Saturday, February 27, 2021

Democrats Are Playing a Dangerous Game with COVID Giveaways

By Noah Rothman

Friday, February 26, 2021

 

In his effort to drum up support for the nearly $2 trillion COVID relief package meandering its way through Congress, the Biden White House’s unusually forward-facing chief of staff, Ron Klain, has engaged in some rhetorical sleight of hand. The bill, he insists, is “bipartisan.” Not in the definitional sense, of course, insofar as representatives of one of America’s two parties in Congress remain largely skeptical of the proposal. In Klain’s poetic reimagining of the word, “bipartisan” describes the level of support the package receives in polls from both self-described Democrats and Republicans.

 

Klain’s prestidigitation is a clever act. Who doesn’t like bipartisanship? At a time when the country’s divisions are on full display, only a true misanthrope would stand athwart this outbreak of interparty collaboration. But by resting his argument not on the bill’s immutable features but the shifting winds of public opinion, Klain and his fellow Democrats are playing a dangerous game.

 

The agony of the Bernie Sanders wing of the Democratic Party notwithstanding, the Senate parliamentarian’s verdict, which will strip the COVID relief bill of one insurmountable sticking point—hiking the federal minimum wage to $15—must have been welcome news in the Biden White House. The conventional wisdom is now that the bill is on a glide path toward passage. Again, who can resist the demands of two-thirds of the voting public?

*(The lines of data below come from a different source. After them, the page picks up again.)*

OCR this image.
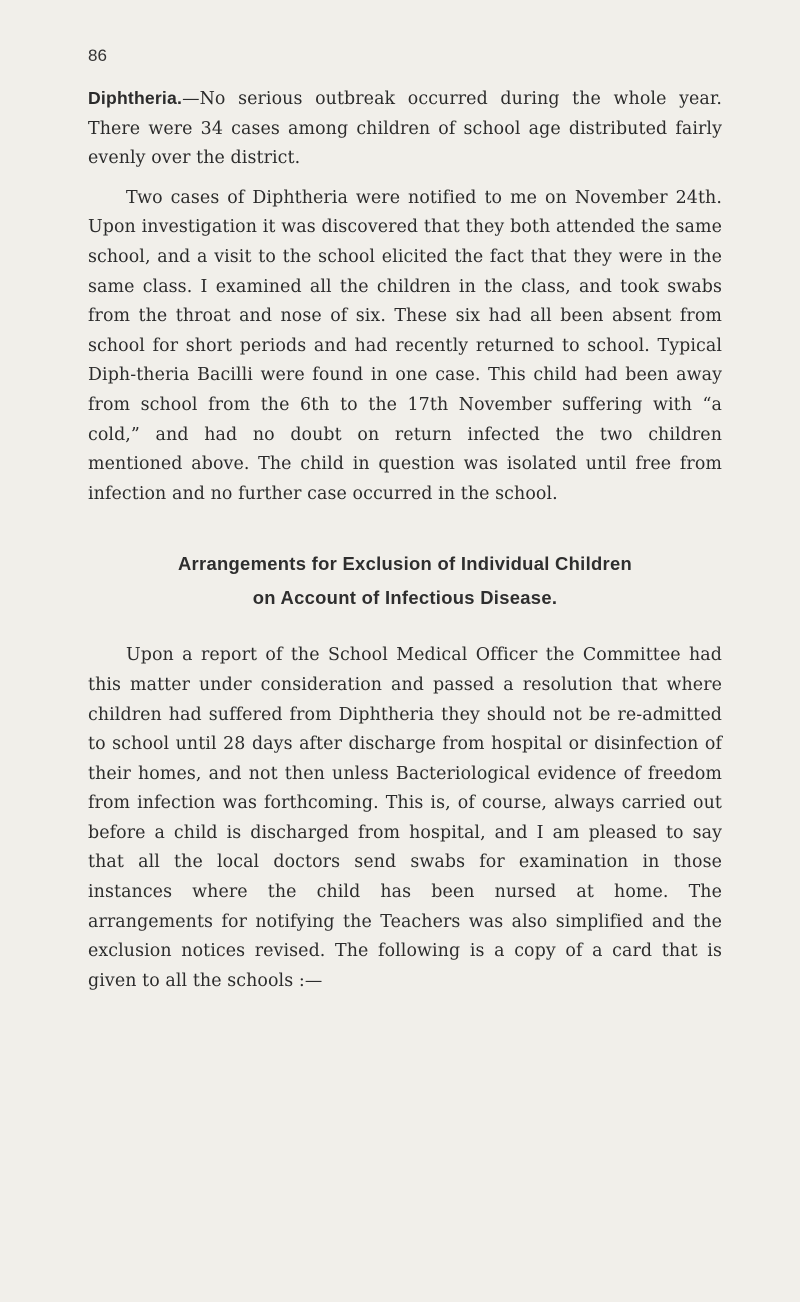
86

Diphtheria.—No serious outbreak occurred during the whole year. There were 34 cases among children of school age distributed fairly evenly over the district.

Two cases of Diphtheria were notified to me on November 24th. Upon investigation it was discovered that they both attended the same school, and a visit to the school elicited the fact that they were in the same class. I examined all the children in the class, and took swabs from the throat and nose of six. These six had all been absent from school for short periods and had recently returned to school. Typical Diph-theria Bacilli were found in one case. This child had been away from school from the 6th to the 17th November suffering with “a cold,” and had no doubt on return infected the two children mentioned above. The child in question was isolated until free from infection and no further case occurred in the school.

Arrangements for Exclusion of Individual Children
on Account of Infectious Disease.

Upon a report of the School Medical Officer the Committee had this matter under consideration and passed a resolution that where children had suffered from Diphtheria they should not be re-admitted to school until 28 days after discharge from hospital or disinfection of their homes, and not then unless Bacteriological evidence of freedom from infection was forthcoming. This is, of course, always carried out before a child is discharged from hospital, and I am pleased to say that all the local doctors send swabs for examination in those instances where the child has been nursed at home. The arrangements for notifying the Teachers was also simplified and the exclusion notices revised. The following is a copy of a card that is given to all the schools :—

And Democrats have every reason to anticipate that the bill will be a political benefit well into the 2022 midterm cycle.

 

If it’s popular now, just wait until its stimulative effects begin to be felt. Even if its economic impacts are more muted than the bill’s boosters expect, financial forecasters expect the American economy to grow at a fantastic rate in 2021 as the pandemic recedes and a year’s worth of pent-up demand manifests in consumer spending. If that bonanza isn’t directly attributable to stimulus spending, so what? Democrats will take the credit for it anyway, much as they have for the COVID vaccine regime they inherited. There are no downsides. Right?

 

Perhaps. But the bill as it is currently written provides its critics with ample opportunities to sever its effects from the economy’s performance. Some of those pitfalls could have an unexpectedly long tail.

 

Take the “relief” provided to federal workers who are experiencing hardships associated with school closures. The “Emergency Federal Employee Leave Fund” within the “American Rescue Plan Act” sets aside $570 million for federal employees who are the parents of school-age children so long as their “place of care” is closed or hybridized. Full-time employees of the federal government can claim up to $1,400 per week until September 30 so long as their children are shut out of their public (not private) school.

 

But why are their children not in public school? In Washington D.C. and the surrounding counties in Virginia and Maryland, it’s not out of deference to the vicissitudes of the pandemic. Those schools are closed because the unionized educational workforce wants them to be closed, and they have been particularly obdurate about it. In Fairfax County, Virginia, for example, the school system demanded and received high-priority placement for teachers and administrators on the list of vaccine-eligible workers. But then the goalposts moved. Suddenly, the local union began insisting that normalcy couldn’t return until students were vaccinated, too. But the vaccine hasn’t even been approved for children, and that isn’t likely to change until early 2022.

 

If past performance is indicative of future results, when we finally reach that milestone, you can bet that there will be some new stipulation that will perpetuate the pandemic’s status quo. Now add to this dynamic a carveout for federal workers that creates financial incentives to keep children out of school.

 

Let’s call this what it is: A conspiracy of Democratic interests rewarding each other for nonperformance at the expense of the general public. That is the sort of thing that cuts through the clutter. Republicans will have an honest and valid grievance to litigate, and it is one that can and should be evaluated entirely independently of how the economy is performing.

 

Klain’s determination to hang his hat on the polls could easily come back to bite him if provisions like these become law. It’s not hard to imagine a backlash against such a shameless payout for federal workers—one that is designed not to get America back to “normal” but to preserve the present abnormality in amber. What’s more, you could certainly see that backlash earning the support of a handful of Democratic poll respondents. In that event, Republicans would have every right to claim the outrage over Democratic gamesmanship was overwhelming, intractable, and truly bipartisan. And who could argue against that?